Asymptotics for the survival probability of a Rouse chain monomer

TL;DR

This paper analyzes the long-time behavior of the survival probability of a monomer in a Rouse chain with absorbing boundaries, revealing it follows a stretched-exponential decay due to anomalous diffusion.

Contribution

It provides the first detailed asymptotic analysis of the survival probability for a monomer in a Rouse chain with fixed boundaries, highlighting the stretched-exponential decay behavior.

Findings

Survival probability decays as a stretched exponential in time.

The mean-square displacement scales as t^{1/2}, indicating anomalous diffusion.

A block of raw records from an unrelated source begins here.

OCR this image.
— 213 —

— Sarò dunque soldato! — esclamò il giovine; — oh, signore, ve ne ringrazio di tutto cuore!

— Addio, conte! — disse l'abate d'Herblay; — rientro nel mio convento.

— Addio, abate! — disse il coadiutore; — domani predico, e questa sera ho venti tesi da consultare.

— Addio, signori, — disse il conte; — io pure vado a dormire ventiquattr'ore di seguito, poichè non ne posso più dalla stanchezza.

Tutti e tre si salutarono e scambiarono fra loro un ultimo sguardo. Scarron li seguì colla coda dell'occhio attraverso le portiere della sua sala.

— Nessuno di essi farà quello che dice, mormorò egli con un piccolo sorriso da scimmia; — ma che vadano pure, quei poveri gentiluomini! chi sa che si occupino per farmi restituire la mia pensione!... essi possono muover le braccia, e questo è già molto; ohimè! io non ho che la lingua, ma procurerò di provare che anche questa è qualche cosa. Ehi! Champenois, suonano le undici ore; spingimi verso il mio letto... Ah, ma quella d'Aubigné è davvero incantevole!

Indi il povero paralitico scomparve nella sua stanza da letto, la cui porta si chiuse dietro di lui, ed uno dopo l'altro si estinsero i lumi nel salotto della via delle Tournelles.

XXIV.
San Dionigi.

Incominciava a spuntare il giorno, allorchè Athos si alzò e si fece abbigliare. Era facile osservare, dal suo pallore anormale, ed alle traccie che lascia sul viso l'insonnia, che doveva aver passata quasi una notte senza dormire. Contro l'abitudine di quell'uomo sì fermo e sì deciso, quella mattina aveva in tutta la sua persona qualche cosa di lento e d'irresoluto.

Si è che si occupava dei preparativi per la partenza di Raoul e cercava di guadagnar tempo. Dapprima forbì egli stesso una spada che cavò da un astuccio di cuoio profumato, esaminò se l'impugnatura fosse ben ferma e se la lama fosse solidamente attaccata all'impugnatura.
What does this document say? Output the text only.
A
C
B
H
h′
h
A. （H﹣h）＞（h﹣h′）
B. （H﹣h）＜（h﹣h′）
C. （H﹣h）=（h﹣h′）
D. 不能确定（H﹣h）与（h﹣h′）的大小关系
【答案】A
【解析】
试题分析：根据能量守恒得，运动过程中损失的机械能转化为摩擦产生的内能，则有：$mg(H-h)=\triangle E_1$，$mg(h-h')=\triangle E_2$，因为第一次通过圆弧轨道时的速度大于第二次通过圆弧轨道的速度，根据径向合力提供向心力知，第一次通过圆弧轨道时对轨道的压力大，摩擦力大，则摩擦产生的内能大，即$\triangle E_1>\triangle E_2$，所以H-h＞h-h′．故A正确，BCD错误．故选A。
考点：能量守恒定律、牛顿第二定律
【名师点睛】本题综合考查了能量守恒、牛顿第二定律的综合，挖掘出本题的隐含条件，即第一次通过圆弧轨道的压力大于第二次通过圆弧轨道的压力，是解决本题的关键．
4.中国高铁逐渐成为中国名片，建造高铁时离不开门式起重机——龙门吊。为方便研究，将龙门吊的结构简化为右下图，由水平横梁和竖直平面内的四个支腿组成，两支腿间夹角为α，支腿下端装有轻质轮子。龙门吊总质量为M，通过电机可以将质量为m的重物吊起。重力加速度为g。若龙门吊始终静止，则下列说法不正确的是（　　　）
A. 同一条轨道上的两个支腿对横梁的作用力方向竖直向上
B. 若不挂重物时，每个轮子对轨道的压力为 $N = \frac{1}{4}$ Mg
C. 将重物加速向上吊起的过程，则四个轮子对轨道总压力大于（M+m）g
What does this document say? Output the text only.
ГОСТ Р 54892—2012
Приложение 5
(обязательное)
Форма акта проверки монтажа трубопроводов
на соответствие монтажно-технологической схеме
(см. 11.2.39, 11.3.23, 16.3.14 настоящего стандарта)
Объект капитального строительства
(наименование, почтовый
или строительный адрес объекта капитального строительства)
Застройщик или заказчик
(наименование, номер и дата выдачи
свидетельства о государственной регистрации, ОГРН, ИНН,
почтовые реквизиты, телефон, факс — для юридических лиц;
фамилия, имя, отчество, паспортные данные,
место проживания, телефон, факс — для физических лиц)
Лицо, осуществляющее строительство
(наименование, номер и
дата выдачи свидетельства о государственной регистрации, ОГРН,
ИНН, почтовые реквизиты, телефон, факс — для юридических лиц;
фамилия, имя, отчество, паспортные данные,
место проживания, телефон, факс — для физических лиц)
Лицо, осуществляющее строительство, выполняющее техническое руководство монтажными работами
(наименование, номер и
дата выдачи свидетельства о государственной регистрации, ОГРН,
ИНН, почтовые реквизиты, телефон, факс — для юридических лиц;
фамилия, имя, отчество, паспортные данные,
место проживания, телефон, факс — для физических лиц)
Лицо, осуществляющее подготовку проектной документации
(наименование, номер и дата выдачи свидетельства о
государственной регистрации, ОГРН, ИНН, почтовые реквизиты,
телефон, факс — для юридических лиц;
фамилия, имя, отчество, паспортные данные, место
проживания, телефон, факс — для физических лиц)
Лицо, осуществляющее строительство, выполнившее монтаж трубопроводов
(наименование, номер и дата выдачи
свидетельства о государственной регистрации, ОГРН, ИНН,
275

All moments of the first exit time distribution are finite.

Abstract

We study the long-time asymptotical behavior of the survival probability P_t of a tagged monomer of an infinitely long Rouse chain in presence of two fixed absorbing boundaries, placed at x = \pm L. Mean-square displacement of a tagged monomer obeys \bar{X^2(t)} \sim t^{1/2} at all times, which signifies that its dynamics is an anomalous diffusion process. Constructing lower and upper bounds on P_t, which have the same time-dependence but slightly differ by numerical factors in the definition of the characteristic relaxation time, we show that P_t is a stretched-exponential function of time, \ln(P_t) \sim - t^{1/2}/L^2. This implies that the distribution function of the first exit time from a fixed interval [-L,L] for such an anomalous diffusion has all moments.